One in five defined contribution (DC) members will save more in their pension pots because of the abolishment of the 55 per cent death tax, says AXA Life Invest.
Over half of these savers, 55 per cent, will increase their savings by 5 per cent and a quarter will increase them by 10 per cent. Five per cent of savers will add 20 per cent more.
Just over a third (36 per cent) of the 500 DC savers aged 50-70 polled by AXA said they would increase contributions from their monthly salary, 16 per cent would dip into their savings account and 14 per cent would turn to their bank account.
Announced by George Osbourne at the Conservative Party Conference in September, the changes will see the 55 per cent death tax levied on inherited pension funds reduced to a marginal rate.
Announcing the changes, Osborne said: “There are people with pension pots of twenty, thirty or forty thousand pounds who currently pay a 55 per cent tax if they try and pass on any unused part of that pension to their children and grandchildren. This is people’s own money and they should be able to decide what they want to do with it before they die.”
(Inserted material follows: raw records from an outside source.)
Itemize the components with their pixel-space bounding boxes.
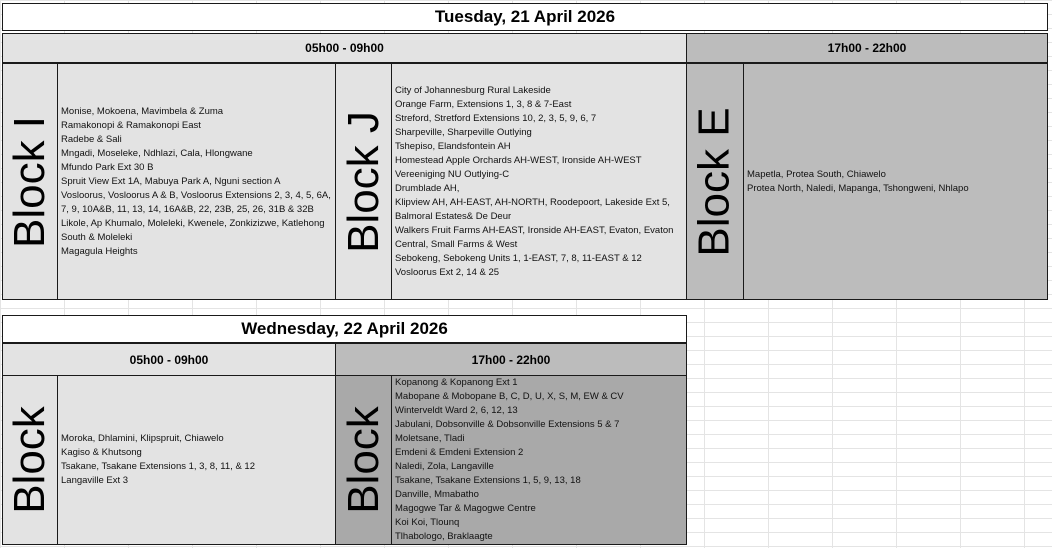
area-line: Vereeniging NU Outlying-C: [395, 168, 510, 180]
area-line: Kopanong & Kopanong Ext 1: [395, 377, 518, 388]
area-line: Emdeni & Emdeni Extension 2: [395, 447, 524, 458]
area-line: Orange Farm, Extensions 1, 3, 8 & 7-East: [395, 98, 572, 110]
day2-title: Wednesday, 22 April 2026: [2, 315, 687, 343]
area-line: Naledi, Zola, Langaville: [395, 461, 494, 472]
area-line: Radebe & Sali: [61, 133, 122, 145]
area-line: Moletsane, Tladi: [395, 433, 465, 444]
day2-morning-block-label-text: Block: [5, 406, 54, 514]
block-e-label-text: Block E: [690, 106, 740, 257]
area-line: Vosloorus, Vosloorus A & B, Vosloorus Extensions 2, 3, 4, 5, 6A, 7, 9, 10A&B, 11, 13, 14, 16A&B, 22, 23B, 25, 26, 31B & 32B: [61, 189, 331, 215]
day1-title: Tuesday, 21 April 2026: [2, 3, 1048, 31]
area-line: Koi Koi, Tlounq: [395, 517, 460, 528]
area-line: Tsakane, Tsakane Extensions 1, 3, 8, 11, & 12: [61, 461, 255, 472]
area-line: Mngadi, Moseleke, Ndhlazi, Cala, Hlongwane: [61, 147, 253, 159]
area-line: Moroka, Dhlamini, Klipspruit, Chiawelo: [61, 433, 224, 444]
area-line: Walkers Fruit Farms AH-EAST, Ironside AH-EAST, Evaton, Evaton Central, Small Farms & West: [395, 224, 674, 250]
area-line: Tlhabologo, Braklaagte: [395, 531, 493, 542]
area-line: Tsakane, Tsakane Extensions 1, 5, 9, 13, 18: [395, 475, 581, 486]
area-line: Jabulani, Dobsonville & Dobsonville Extensions 5 & 7: [395, 419, 620, 430]
day2-evening-block-label: [335, 375, 392, 545]
area-line: Monise, Mokoena, Mavimbela & Zuma: [61, 105, 224, 117]
area-line: Sebokeng, Sebokeng Units 1, 1-EAST, 7, 8, 11-EAST & 12: [395, 252, 642, 264]
area-line: Spruit View Ext 1A, Mabuya Park A, Nguni section A: [61, 175, 281, 187]
area-line: Mabopane & Mobopane B, C, D, U, X, S, M, EW & CV: [395, 391, 624, 402]
area-line: Mapetla, Protea South, Chiawelo: [747, 168, 886, 180]
day2-evening-block-label-text: Block: [338, 406, 388, 514]
area-line: Vosloorus Ext 2, 14 & 25: [395, 266, 500, 278]
area-line: Magogwe Tar & Magogwe Centre: [395, 503, 536, 514]
area-line: Mfundo Park Ext 30 B: [61, 161, 154, 173]
day2-evening-time: 17h00 - 22h00: [335, 343, 687, 376]
area-line: Streford, Stretford Extensions 10, 2, 3, 5, 9, 6, 7: [395, 112, 597, 124]
day2-morning-block-areas: [57, 375, 336, 545]
area-line: Langaville Ext 3: [61, 475, 129, 486]
area-line: Danville, Mmabatho: [395, 489, 479, 500]
area-line: City of Johannesburg Rural Lakeside: [395, 84, 551, 96]
block-j-label: [335, 63, 392, 300]
day2-morning-block-label: [2, 375, 58, 545]
area-line: Drumblade AH,: [395, 182, 460, 194]
day1-morning-time: 05h00 - 09h00: [2, 33, 687, 63]
area-line: Protea North, Naledi, Mapanga, Tshongweni, Nhlapo: [747, 182, 969, 194]
area-line: Likole, Ap Khumalo, Moleleki, Kwenele, Zonkizizwe, Katlehong South & Moleleki: [61, 217, 325, 243]
area-line: Winterveldt Ward 2, 6, 12, 13: [395, 405, 518, 416]
area-line: Magagula Heights: [61, 245, 138, 257]
area-line: Kagiso & Khutsong: [61, 447, 142, 458]
area-line: Sharpeville, Sharpeville Outlying: [395, 126, 532, 138]
block-j-areas: [391, 63, 687, 300]
area-line: Tshepiso, Elandsfontein AH: [395, 140, 511, 152]
day2-evening-block-areas: [391, 375, 687, 545]
day2-morning-time: 05h00 - 09h00: [2, 343, 336, 376]
block-i-label: [2, 63, 58, 300]
block-i-areas: [57, 63, 336, 300]
area-line: Klipview AH, AH-EAST, AH-NORTH, Roodepoort, Lakeside Ext 5, Balmoral Estates& De Deur: [395, 196, 670, 222]
block-j-label-text: Block J: [338, 110, 388, 253]
block-e-label: [686, 63, 744, 300]
block-e-areas: [743, 63, 1048, 300]
day1-evening-time: 17h00 - 22h00: [686, 33, 1048, 63]
area-line: Homestead Apple Orchards AH-WEST, Ironside AH-WEST: [395, 154, 642, 166]
area-line: Ramakonopi & Ramakonopi East: [61, 119, 201, 131]
block-i-label-text: Block I: [5, 115, 55, 248]
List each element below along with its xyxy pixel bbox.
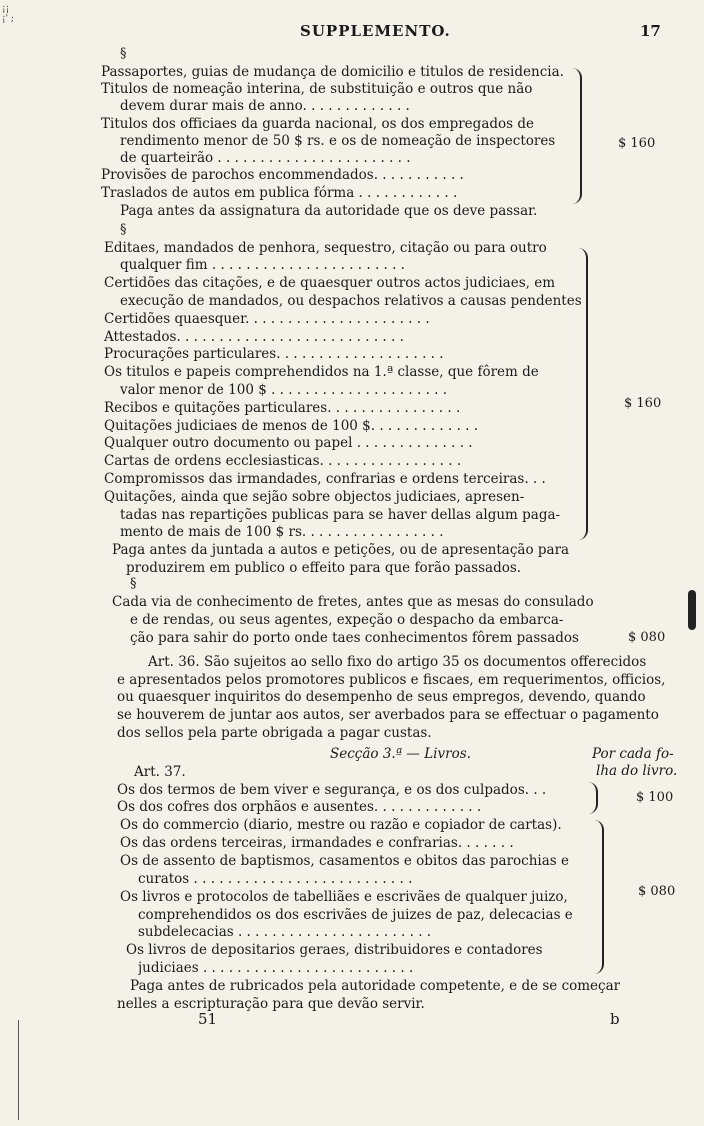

Echoing this sentiment, 81 per cent of DC savers surveyed by AXA said their pension is for ‘me and my family’ and almost 43 per cent disagreed with the statement ‘my pension is for me alone’.
AXA Life Invest UK managing director Simon Smallcombe commented: “The industry must acknowledge that people see their pension as an asset for their entire family. We must abandon our traditional thinking that a pension is just for the individual and stop penalising customers for wanting to share their pension security with their partner in life.”